The journey of a lifetime is about to begin
The argument that video games should be considered art has been raging for years now, but never have I played a game as artistic as Journey. Acclaimed developer thatgamecompany is back at it again, bringing us their most ambitious creation to date, one that is surely going to change how many people view games for years to come. It may seem simple on the outside, but Journey is literally a window into the very essence of the human condition.
What Journey Got Right
Gorgeous settings - Hard to believe an adventure set in the middle of a desert could be so beautiful, but Journey stands head and shoulders above anything we've seen in recent times when it comes to visuals. Each "area" is lovingly crafted to immediately look and feel different, yet still be connected seamlessly to the previous area. The most impressive feature however would have to be the sand technology; dunes and loose grains of sand simply swell under the force of the wind, and each dune seems to react accordingly to your weight and presence. Journey is simply one of the greatest looking games we have seen, ever.
Ambiguous story - There are no lengthy dialogue scenes to sit through and no text screens to read when exploring the world of Journey. The story is drip-fed to the player via subtle glyphs that can be found in the game world. While these certainly point to some kind of " occurrence", even then the story is never exactly clear. That's not to say it's badly written; it's simply ambiguous which is what makes Journey such a unique experience. Each and every single player of the game will walk away with a different view of the events, and it will surely create a number of heated discussions of forums across the globe.
Amazing production values - It's not just slick visuals that pull players in to the world of Journey, it's amazing production values the whole way round. The score is simply amazing, controlling the mood of each area to a point that I'd highly recommend you play this game wearing a good set of headphones if possible. The minimalist approach when it comes to text, the fact there is no HUD at all, and the simple nature of the controls all aid to providing a thrilling and immersive experience.
Subtle online interaction - Take the journey alone or with a friend; when connected to the PSN you will randomly come across other players who are in the same area as you. One at a time, you can join forces with these players, recharging each other's abilities and exploring together. There is no way to communicate them other than a wordless chirp that can be activated by hitting the circle button. It may not seem like much, but these small interactions chance the experience significantly, changing Journey from an isolating experience into something quite social. It's a stark contrast, and one that was definitely worth exploring.
What Journey Got Wrong
Length vs. cost - Journey is a short affair - it should only take most gamers 2 hours to complete the quest, and at $20, that can seem a little steep to some people. I implore you to look at it a different way; would you rather pay $20 for 40 hours of mediocre gameplay, or for 2 hours of a sublime, original and breathtaking experience?
Not exactly a "game" - There are no scores, no enemies to defeat, no weapons and no power-ups to discover in Journey. It's an exploration-driven quest that should promote you to think and reflect upon the events that unfold.
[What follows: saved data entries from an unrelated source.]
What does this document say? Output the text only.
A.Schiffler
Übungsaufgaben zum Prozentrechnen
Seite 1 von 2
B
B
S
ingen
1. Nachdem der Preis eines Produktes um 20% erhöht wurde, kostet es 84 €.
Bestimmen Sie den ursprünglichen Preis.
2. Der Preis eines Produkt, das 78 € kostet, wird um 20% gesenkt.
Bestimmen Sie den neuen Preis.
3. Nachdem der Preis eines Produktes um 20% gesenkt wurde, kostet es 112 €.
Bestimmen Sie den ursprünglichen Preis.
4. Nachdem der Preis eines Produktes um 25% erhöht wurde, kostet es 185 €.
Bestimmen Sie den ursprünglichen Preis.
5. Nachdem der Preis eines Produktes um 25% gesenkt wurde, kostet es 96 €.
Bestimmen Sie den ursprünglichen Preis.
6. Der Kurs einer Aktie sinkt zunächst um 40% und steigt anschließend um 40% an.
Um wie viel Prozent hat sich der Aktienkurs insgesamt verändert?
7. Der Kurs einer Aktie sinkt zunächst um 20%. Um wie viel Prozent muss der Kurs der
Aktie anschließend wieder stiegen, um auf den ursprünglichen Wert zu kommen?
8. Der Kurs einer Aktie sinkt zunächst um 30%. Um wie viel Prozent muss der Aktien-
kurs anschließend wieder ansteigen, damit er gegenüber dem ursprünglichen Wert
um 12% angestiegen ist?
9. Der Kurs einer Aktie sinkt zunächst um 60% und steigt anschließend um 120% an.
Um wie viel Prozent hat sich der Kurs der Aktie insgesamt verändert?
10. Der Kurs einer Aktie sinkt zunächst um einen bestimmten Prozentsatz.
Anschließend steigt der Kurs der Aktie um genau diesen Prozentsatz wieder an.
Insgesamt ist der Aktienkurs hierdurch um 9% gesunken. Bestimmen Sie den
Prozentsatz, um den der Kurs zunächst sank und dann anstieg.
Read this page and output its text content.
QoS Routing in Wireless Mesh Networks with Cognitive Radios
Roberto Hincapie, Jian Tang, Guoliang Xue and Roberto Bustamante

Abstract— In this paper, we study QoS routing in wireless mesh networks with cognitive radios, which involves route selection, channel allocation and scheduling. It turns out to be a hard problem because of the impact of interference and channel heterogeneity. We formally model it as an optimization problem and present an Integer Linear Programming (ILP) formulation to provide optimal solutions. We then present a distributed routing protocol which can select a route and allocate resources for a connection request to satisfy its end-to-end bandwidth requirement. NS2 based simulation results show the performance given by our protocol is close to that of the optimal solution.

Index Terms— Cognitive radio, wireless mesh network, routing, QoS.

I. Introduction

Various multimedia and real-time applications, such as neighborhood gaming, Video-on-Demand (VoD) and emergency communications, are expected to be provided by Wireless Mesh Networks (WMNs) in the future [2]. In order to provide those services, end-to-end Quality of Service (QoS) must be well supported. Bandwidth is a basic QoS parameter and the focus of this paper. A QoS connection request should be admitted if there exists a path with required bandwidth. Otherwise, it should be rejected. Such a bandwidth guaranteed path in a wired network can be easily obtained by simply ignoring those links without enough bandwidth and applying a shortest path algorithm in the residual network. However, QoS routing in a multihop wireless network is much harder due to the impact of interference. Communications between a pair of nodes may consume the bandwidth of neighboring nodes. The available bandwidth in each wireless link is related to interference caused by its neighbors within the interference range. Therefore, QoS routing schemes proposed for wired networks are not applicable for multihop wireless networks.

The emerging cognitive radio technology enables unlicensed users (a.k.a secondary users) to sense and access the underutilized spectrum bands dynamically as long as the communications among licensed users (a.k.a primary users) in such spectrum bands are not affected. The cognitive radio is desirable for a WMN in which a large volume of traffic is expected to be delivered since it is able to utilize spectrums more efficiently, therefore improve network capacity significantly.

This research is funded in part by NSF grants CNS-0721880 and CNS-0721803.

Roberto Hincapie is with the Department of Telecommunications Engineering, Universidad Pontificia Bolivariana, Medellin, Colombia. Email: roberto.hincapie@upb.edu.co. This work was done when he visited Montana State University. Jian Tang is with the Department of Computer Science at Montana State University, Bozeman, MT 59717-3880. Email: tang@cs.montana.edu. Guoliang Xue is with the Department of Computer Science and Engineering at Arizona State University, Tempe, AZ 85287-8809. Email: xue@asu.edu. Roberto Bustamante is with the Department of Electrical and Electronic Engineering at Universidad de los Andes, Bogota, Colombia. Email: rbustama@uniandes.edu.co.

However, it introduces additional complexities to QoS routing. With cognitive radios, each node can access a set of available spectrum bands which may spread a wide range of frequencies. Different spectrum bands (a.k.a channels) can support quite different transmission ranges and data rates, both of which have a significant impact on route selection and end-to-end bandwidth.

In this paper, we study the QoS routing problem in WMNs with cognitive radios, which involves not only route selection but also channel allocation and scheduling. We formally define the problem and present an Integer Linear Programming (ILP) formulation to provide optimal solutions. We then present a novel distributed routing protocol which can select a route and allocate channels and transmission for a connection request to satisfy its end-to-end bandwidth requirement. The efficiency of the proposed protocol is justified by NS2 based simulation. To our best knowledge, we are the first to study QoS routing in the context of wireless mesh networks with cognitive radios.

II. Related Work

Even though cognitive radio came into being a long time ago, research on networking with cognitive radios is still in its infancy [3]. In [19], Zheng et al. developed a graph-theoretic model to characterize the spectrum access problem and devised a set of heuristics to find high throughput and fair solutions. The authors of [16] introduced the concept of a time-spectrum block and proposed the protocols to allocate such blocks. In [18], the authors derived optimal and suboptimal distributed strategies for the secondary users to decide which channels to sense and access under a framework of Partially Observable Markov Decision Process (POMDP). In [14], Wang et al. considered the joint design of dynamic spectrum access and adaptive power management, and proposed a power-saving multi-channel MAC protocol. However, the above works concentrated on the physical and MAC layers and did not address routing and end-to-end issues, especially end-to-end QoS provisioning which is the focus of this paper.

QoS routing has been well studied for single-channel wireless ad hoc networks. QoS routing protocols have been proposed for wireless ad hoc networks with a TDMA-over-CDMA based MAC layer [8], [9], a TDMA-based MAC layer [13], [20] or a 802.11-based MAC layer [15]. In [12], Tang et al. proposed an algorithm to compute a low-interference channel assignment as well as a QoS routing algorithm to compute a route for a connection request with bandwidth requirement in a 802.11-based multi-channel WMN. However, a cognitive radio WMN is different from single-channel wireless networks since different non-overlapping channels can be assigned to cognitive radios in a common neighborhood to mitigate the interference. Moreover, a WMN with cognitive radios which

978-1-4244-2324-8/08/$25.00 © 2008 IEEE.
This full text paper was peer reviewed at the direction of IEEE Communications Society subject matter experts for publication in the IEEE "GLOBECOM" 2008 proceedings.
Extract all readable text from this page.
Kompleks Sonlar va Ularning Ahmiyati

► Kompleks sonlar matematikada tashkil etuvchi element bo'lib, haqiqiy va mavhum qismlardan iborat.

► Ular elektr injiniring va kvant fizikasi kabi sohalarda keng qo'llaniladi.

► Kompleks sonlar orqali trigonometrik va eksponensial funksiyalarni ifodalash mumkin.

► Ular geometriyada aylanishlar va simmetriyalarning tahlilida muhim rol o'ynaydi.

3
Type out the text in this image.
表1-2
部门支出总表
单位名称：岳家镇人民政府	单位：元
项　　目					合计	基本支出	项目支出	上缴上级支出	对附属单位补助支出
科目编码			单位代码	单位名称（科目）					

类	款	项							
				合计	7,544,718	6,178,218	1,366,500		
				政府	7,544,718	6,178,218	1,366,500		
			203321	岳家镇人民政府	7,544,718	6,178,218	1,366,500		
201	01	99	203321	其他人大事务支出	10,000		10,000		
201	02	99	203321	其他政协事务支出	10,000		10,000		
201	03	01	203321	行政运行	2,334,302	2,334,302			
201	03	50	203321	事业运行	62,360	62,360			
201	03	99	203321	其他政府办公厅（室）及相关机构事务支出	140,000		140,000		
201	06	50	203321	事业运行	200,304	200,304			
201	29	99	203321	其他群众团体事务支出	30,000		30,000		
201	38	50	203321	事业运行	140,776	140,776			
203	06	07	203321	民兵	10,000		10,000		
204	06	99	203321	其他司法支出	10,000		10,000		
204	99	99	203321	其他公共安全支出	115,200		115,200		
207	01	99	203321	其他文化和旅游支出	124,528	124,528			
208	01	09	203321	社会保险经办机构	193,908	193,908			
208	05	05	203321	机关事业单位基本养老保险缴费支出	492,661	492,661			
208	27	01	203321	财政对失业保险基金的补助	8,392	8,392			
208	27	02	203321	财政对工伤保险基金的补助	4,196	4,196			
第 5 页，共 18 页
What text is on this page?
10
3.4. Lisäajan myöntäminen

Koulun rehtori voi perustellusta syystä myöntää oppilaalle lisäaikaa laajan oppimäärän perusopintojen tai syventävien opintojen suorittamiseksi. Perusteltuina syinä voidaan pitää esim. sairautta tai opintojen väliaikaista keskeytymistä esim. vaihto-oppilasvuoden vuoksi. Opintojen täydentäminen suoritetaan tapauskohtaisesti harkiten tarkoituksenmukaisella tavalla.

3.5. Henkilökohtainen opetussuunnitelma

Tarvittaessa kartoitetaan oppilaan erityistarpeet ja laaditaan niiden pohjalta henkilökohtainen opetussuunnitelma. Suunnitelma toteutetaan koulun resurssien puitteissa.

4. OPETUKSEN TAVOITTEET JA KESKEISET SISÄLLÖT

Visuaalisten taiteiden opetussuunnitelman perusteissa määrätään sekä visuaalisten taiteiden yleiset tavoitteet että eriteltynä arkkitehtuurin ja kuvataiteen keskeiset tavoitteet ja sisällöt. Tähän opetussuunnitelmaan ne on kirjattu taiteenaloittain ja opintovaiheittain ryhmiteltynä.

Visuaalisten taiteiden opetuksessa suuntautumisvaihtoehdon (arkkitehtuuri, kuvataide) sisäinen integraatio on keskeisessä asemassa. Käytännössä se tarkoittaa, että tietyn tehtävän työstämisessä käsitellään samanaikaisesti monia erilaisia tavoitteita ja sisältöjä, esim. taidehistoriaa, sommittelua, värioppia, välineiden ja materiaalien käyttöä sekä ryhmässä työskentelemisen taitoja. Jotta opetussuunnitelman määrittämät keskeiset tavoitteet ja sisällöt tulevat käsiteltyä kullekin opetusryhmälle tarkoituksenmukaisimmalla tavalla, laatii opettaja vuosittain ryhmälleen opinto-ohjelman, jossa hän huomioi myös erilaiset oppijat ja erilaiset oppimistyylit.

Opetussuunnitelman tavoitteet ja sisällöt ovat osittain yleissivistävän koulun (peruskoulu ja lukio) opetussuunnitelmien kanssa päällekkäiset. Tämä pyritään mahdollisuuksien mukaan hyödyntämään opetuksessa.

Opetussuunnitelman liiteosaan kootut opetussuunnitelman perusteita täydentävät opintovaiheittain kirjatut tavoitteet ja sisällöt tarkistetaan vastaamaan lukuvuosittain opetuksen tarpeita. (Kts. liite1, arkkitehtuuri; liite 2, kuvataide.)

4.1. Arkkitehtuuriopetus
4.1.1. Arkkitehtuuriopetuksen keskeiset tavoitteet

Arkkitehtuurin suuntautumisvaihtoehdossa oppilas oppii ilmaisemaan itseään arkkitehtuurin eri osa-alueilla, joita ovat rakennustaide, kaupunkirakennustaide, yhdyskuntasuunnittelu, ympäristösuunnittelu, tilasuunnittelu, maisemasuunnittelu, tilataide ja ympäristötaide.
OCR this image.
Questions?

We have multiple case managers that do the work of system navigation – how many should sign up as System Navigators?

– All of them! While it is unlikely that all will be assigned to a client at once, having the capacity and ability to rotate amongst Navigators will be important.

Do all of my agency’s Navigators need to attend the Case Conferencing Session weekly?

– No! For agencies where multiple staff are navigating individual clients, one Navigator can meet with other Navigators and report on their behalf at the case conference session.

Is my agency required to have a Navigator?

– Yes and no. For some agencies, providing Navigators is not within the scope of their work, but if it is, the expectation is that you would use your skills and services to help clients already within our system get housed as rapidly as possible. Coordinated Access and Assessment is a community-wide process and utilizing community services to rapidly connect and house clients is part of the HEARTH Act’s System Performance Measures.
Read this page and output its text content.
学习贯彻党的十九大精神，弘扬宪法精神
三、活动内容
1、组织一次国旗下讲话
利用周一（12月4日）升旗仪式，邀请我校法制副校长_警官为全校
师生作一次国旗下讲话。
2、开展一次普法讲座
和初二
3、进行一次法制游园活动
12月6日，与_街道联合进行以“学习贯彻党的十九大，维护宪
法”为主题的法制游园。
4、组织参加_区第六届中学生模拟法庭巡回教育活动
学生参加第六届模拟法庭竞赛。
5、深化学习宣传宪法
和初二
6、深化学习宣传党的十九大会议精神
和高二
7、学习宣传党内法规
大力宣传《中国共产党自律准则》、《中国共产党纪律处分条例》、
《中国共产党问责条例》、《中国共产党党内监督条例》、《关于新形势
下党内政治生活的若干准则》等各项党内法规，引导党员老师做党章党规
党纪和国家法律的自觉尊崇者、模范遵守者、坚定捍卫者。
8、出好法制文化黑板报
In some people's minds, it may not be the traditional form of a game, but rather a work of art instead.
The Final Verdict
Upon the completion of Journey, I simply sat back on my couch and contemplated the events that had just unfolded. Unlike other games that have a clear goal, story and conclusion, Journey let the player create their own story, taking in tidbits given out via our own interpretation of glyphs presented to us as we progress. It is through this innovative notion that Journey remains a mystery; a personal experience that is going to be completely different for everyone. If you own a PS3 and you don't believe video games can be art, then you simply need to play five minutes of this fantastic quest to see that you are wrong.